United States Navy Chaplain Corps
Seal of the United States Navy Chaplain Corps
Founded28 November 1775; 248 years ago (1775-11-28)
Country United States
Branch United States Navy[1]
WebsiteUS Navy Chaplain Corps
Jewish Worship Pennant, flying over the national ensign (U.S. flag) on a U.S. Navy ship.[2]
The insignia for Christian, Muslim, and Jewish chaplains are shown on the uniforms of three U.S. Navy chaplains.

The United States Navy Chaplain Corps is the body of military chaplains of the United States Navy who are commissioned naval officers. Their principal purpose is "to promote the spiritual, religious, moral, and personal well-being of the members of the Department of the Navy," which includes the Navy and the United States Marine Corps. Additionally, the Chaplain Corps provides chaplains to the United States Coast Guard.

The Chaplain Corps consists of clergy endorsed from ecclesiastical bodies providing assistance for all Navy, Marine Corps, Merchant Marine, and Coast Guard personnel and their families. Navy chaplains come from a variety of religious backgrounds; chaplains are Catholic, Protestant, Orthodox, Jewish, Muslim, and Buddhist.

Chaplains have non-combatant status and do not participate directly in hostilities. In the U.S. they are prohibited from carrying weapons. Chaplains are assisted by Navy enlisted personnel in the Religious Program Specialist (RP) rating, when available. Otherwise, a variety of personnel in the Marine Corps, Navy, and Coast Guard—as applicable—may support unit chaplains. RPs who are combatants also serve as the armed protection for chaplains in combat and other operational environments. Since RPs are enlisted, the Chaplain Corps, while protective of them, does not "own" the rating.

History

A navy chaplain in May 2014 speaks about his work during an official visit to the Philippines

The history of the Chaplain Corps traces its beginnings to 28 November 1775 when the second article of Navy Regulations was adopted. It stated that "the Commanders of the ships of the thirteen United Colonies are to take care that divine services be performed twice a day on board and a sermon preached on Sundays unless bad weather or other extraordinary accidents prevent." Although chaplains were not specifically mentioned in this article, one can infer that Congress intended that an ordained clergyman be part of ship's company.[3]

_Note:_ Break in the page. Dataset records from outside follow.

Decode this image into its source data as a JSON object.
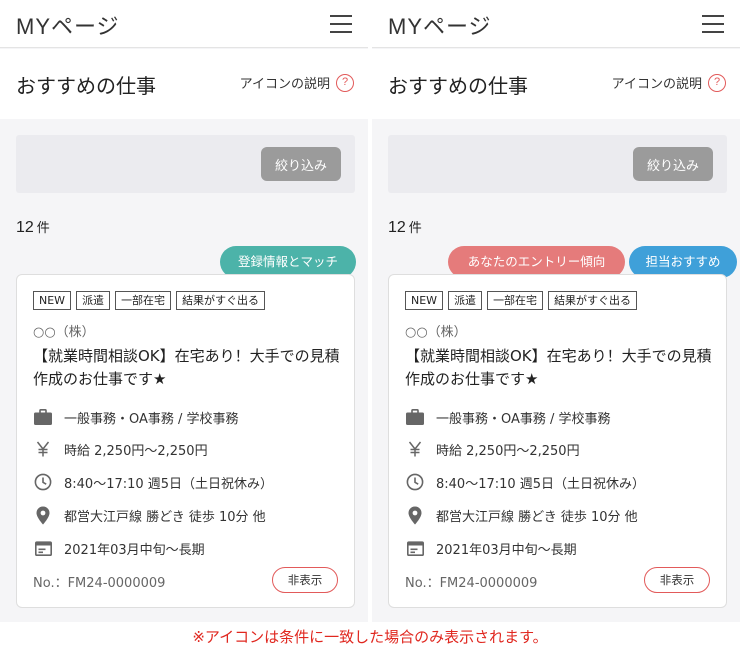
{
  "header": {
    "title": "MYページ"
  },
  "section": {
    "title": "おすすめの仕事",
    "icon_help_label": "アイコンの説明",
    "help_symbol": "?"
  },
  "filter": {
    "button_label": "絞り込み"
  },
  "results": {
    "count": "12",
    "unit": "件"
  },
  "job": {
    "tags": [
      "NEW",
      "派遣",
      "一部在宅",
      "結果がすぐ出る"
    ],
    "company": "○○（株）",
    "title": "【就業時間相談OK】在宅あり！大手での見積作成のお仕事です★",
    "job_type": "一般事務・OA事務 / 学校事務",
    "salary": "時給 2,250円〜2,250円",
    "hours": "8:40〜17:10 週5日（土日祝休み）",
    "access": "都営大江戸線 勝どき 徒歩 10分 他",
    "period": "2021年03月中旬〜長期",
    "number": "No.：FM24-0000009",
    "hide_label": "非表示"
  },
  "badges": {
    "left": [
      {
        "label": "登録情報とマッチ",
        "color": "#4cb3a9"
      }
    ],
    "right": [
      {
        "label": "あなたのエントリー傾向",
        "color": "#e57b7b"
      },
      {
        "label": "担当おすすめ",
        "color": "#3fa0d9"
      }
    ]
  },
  "icons": [
    "briefcase-icon",
    "yen-icon",
    "clock-icon",
    "location-pin-icon",
    "calendar-icon",
    "help-circle-icon",
    "hamburger-menu-icon"
  ],
  "footnote": "※アイコンは条件に一致した場合のみ表示されます。",
  "colors": {
    "accent_red": "#e25a5a",
    "footnote_red": "#e0271f",
    "filter_button": "#9b9b9b"
  }
}
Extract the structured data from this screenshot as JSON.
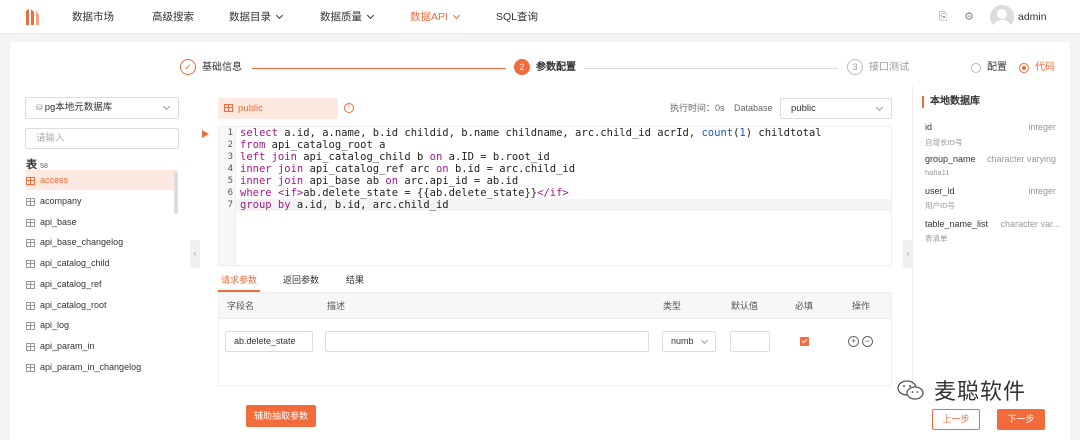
{
  "nav": {
    "items": [
      "数据市场",
      "高级搜索",
      "数据目录",
      "数据质量",
      "数据API",
      "SQL查询"
    ],
    "user": "admin"
  },
  "steps": {
    "s1": {
      "num": "✓",
      "label": "基础信息"
    },
    "s2": {
      "num": "2",
      "label": "参数配置"
    },
    "s3": {
      "num": "3",
      "label": "接口测试"
    }
  },
  "mode": {
    "config": "配置",
    "code": "代码",
    "selected": "代码"
  },
  "left": {
    "datasource": "pg本地元数据库",
    "search_placeholder": "请输入",
    "tables_title": "表",
    "tables_count": "58",
    "tables": [
      "access",
      "acompany",
      "api_base",
      "api_base_changelog",
      "api_catalog_child",
      "api_catalog_ref",
      "api_catalog_root",
      "api_log",
      "api_param_in",
      "api_param_in_changelog"
    ],
    "active_table": "access"
  },
  "editor": {
    "schema_tab": "public",
    "exec_time": "执行时间：0s",
    "db_label": "Database",
    "db_value": "public",
    "lines": [
      "1",
      "2",
      "3",
      "4",
      "5",
      "6",
      "7"
    ]
  },
  "param_tabs": {
    "request": "请求参数",
    "response": "返回参数",
    "result": "结果"
  },
  "param_table": {
    "headers": {
      "field": "字段名",
      "desc": "描述",
      "type": "类型",
      "default": "默认值",
      "required": "必填",
      "ops": "操作"
    },
    "row": {
      "field": "ab.delete_state",
      "desc": "",
      "type": "numb",
      "default": "",
      "required": true
    }
  },
  "buttons": {
    "extract": "辅助抽取参数",
    "prev": "上一步",
    "next": "下一步"
  },
  "right": {
    "title": "本地数据库",
    "fields": [
      {
        "name": "id",
        "type": "integer",
        "desc": "自增长ID号"
      },
      {
        "name": "group_name",
        "type": "character varying",
        "desc": "haha11"
      },
      {
        "name": "user_id",
        "type": "integer",
        "desc": "用户ID号"
      },
      {
        "name": "table_name_list",
        "type": "character var...",
        "desc": "表清单"
      }
    ]
  },
  "watermark": "麦聪软件",
  "colors": {
    "accent": "#f26b3a",
    "keyword": "#a2198b",
    "function": "#1a56c4"
  }
}
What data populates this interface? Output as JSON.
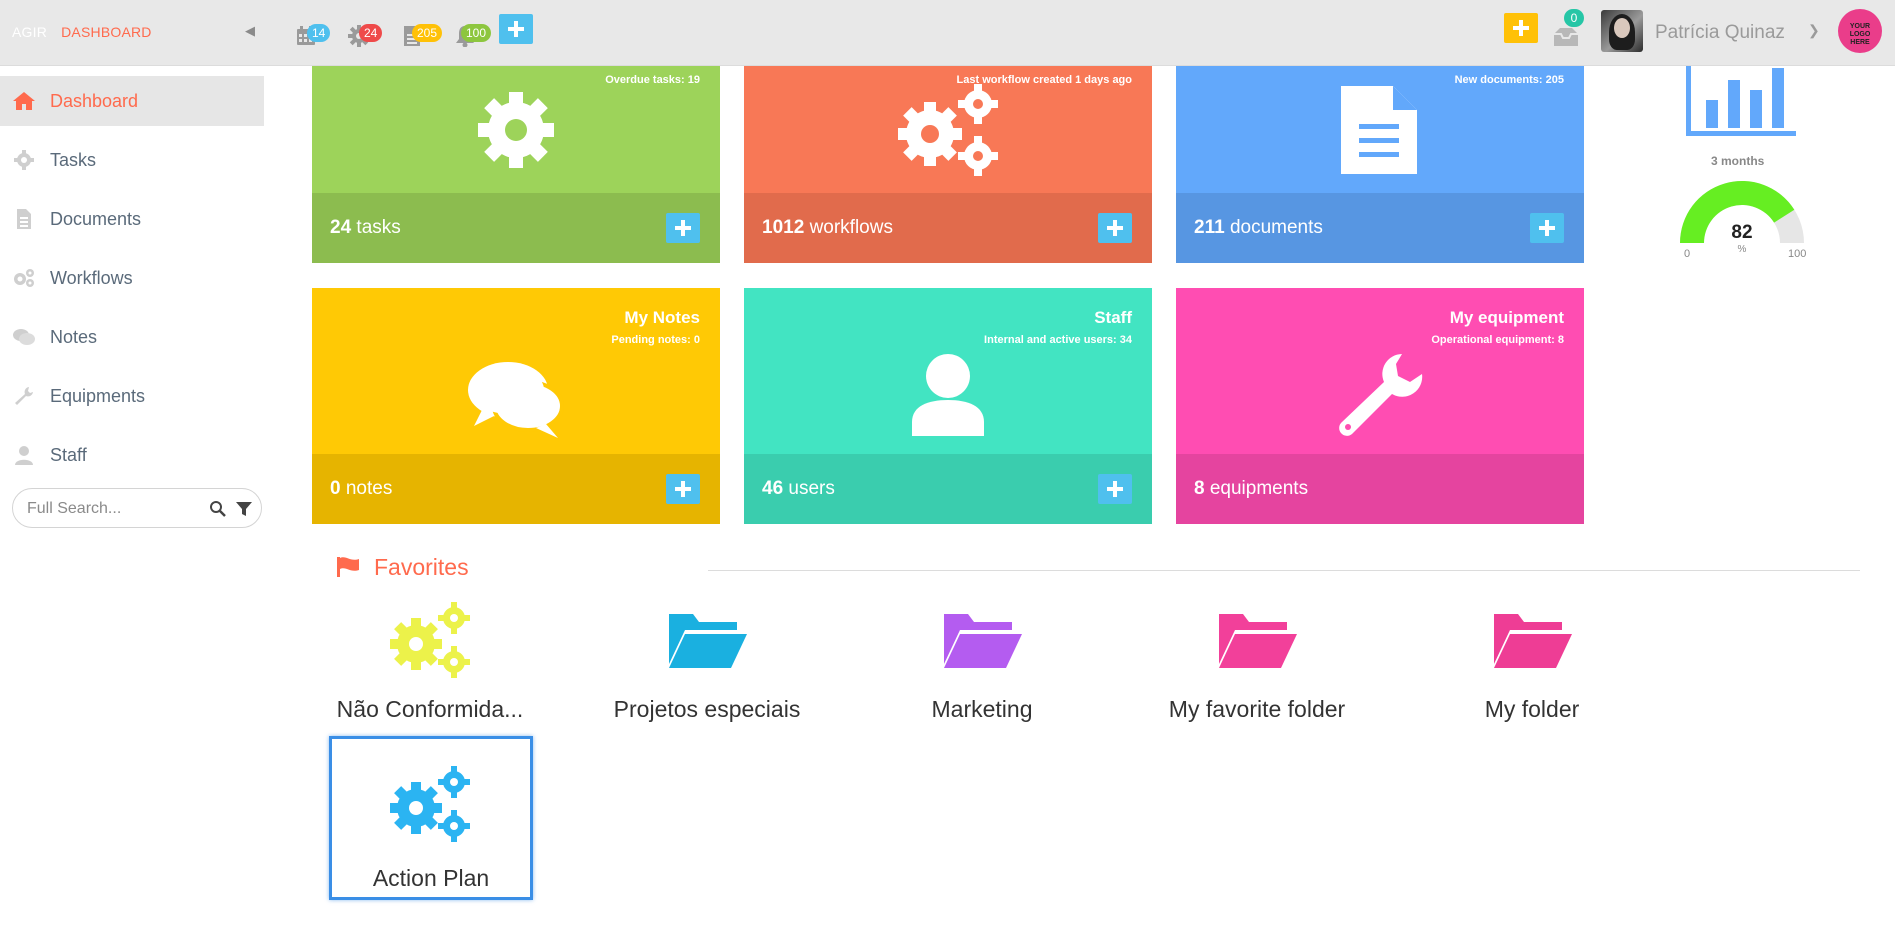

United States Navy Chaplain Corps was established on 28 November 1775.[4]

The Continental Navy, the predecessor of the United States Navy, was approved by the Second Continental Congress on 13 October 1775. It was administered by a Marine Committee of three members later expanded to seven members. The Navy Regulations adopted by the Marine Committee on 28 November 1775 mirrored those of the Royal Navy.

The first mention of a chaplain in the Journals of the Continental Congress refers to his share in the distribution of prize money. On 6 January 1776, Congress passed a resolution detailing the prize share percentages and includes the distribution of a portion to the chaplain. On 15 November 1776, Congress fixed the base pay of the chaplain at $20 a month. The first chaplain known to have served in the Continental Navy was the Reverend Benjamin Balch, a Congregational minister, whose father had served in a similar capacity in the Royal Navy. Benjamin Balch's son, William Balch, is the first chaplain known to have received a commission in the U.S. Navy after the department was established in 1798.[5]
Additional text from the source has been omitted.